McCutchen later withdrew that offer after the board discussed it at a Dec. 29 committee meeting, tabled a motion to reject it and did not make a decision by the Jan. 18 deadline. The offer rejected Thursday was similar, except that the school board would pay attorney’s fees, which McCutchen would donate toward a scoreboard at Darby Junior High.

“It is my personal feeling that this proposal is not acceptable for several reasons,” President Deanie Mehl said Thursday.

She said that accepting the proposal gives the impression that the board intentionally violated FOIA.

“More importantly, this proposal is for the court to enter an injunction against the Fort Smith School Board to never violate FOIA again, and that’s a problem for several reasons. One, the law doesn’t provide for any type of injunction to be issued in the event there is a violation. Second, the injunction would actually set up the current board as well as future boards for a potential contempt of court charge in the event that we inadvertently violated FOIA again.”

Mehl spoke to the board about other things that could lead to possible FOIA violations, such as if board members were to take part in discussions over social media.

“I know for a fact inquiries have been made to the Arkansas attorney general to try to get two additional FOI violations brought against me personally,” Mehl said. “There’s also been inquiries made to have me charged with falsifying public documents. Now, all three of those alleged charges have been found to be completely unfounded, but I think we need to be very careful to permit an injunction that would set us up for contempt of court violation.”

Vice President Susan McFerran agreed that this could hurt future boards.

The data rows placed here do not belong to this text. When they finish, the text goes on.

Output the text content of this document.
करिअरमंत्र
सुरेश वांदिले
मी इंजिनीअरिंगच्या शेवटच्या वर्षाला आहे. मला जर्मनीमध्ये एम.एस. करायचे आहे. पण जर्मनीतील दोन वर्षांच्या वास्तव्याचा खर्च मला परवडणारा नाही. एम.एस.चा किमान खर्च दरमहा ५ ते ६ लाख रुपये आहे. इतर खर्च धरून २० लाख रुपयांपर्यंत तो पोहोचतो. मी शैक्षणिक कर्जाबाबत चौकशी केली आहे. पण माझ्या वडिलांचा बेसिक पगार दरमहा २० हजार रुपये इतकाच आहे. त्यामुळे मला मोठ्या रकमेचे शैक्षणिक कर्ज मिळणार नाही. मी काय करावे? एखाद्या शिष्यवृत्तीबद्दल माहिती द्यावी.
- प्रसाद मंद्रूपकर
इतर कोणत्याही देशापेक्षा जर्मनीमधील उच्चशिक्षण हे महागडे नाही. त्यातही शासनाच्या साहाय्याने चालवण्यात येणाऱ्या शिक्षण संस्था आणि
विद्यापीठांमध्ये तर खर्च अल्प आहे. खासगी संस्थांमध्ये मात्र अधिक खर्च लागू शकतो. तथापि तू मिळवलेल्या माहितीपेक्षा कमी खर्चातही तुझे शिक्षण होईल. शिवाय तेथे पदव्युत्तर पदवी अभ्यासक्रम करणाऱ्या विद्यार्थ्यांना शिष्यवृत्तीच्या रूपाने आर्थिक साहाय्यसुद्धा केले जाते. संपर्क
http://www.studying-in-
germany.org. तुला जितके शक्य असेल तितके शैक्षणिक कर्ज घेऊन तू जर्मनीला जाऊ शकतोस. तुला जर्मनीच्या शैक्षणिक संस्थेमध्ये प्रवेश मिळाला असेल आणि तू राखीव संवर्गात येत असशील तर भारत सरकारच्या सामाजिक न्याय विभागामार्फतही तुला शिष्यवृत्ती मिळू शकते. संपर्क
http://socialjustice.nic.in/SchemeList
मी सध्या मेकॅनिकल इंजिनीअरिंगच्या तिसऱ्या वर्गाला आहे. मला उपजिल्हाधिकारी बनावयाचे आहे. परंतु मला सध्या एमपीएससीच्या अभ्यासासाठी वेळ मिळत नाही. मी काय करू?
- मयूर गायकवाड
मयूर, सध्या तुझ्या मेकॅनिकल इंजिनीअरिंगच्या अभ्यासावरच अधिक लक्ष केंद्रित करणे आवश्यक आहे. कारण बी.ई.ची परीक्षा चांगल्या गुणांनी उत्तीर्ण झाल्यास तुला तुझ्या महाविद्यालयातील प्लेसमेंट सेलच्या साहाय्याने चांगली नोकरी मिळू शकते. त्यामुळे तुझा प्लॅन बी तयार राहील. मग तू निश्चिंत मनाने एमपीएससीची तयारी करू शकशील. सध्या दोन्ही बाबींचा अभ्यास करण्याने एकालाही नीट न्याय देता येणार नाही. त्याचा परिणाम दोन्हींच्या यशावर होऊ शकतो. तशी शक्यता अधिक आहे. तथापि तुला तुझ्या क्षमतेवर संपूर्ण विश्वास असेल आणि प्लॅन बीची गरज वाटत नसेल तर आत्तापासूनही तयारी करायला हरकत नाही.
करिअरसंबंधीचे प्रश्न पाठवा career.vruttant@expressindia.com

“It scares me to agree to something like this because, to me, it’s just opening up a can of worms. He’s got that little carrot dangling in front of us like a rabbit, adding that Darby scoreboard or whatever,” McFerran said.

Mehl, McFerran and board members Talicia Richardson, Yvonne Keaton-Martin and Jeannie Cole voted in favor of rejecting the offer. Secretary Bill Hanesworth and board member Wade Gilkey voted against the motion to reject the offer.

Gilkey said he did not see pursuing the lawsuit and going to trial as being the best use of tax money.

Thursday night’s decision will cost the district a maximum of $5,000, Mehl said. The district has already spent nearly $10,000 on the lawsuit, and if the judge awards the plaintiff attorney’s fees, it would cost another $10,000.

“We need to learn more about FOI. We need to be better trained. We need to work harder in these issues of transparency,” Gilkey said. “My feeling on this is for the money we’re going to spend on a lawsuit would be better spent in the classroom.”

Gilkey had about an hour of FOIA training as a part of new school board member training, he said after the meeting.

“I feel like, from my perspective, we violated the law unintentionally and without malice,” Hanesworth said.

Hanesworth said that since the last time the board had discussed the lawsuit, he had come to the conclusion that the board violated FOIA.

“I understand the concept of standing your ground. I just don’t see a lot of ground to stand on with this lawsuit,” Gilkey said.

The available dates for Tabor to hear the case are March 3, 16, 17, 28, 29, 30 and 31, according to a letter from Trial Court Administrator Debi Peters. Mehl asked the board members to look at their calendars.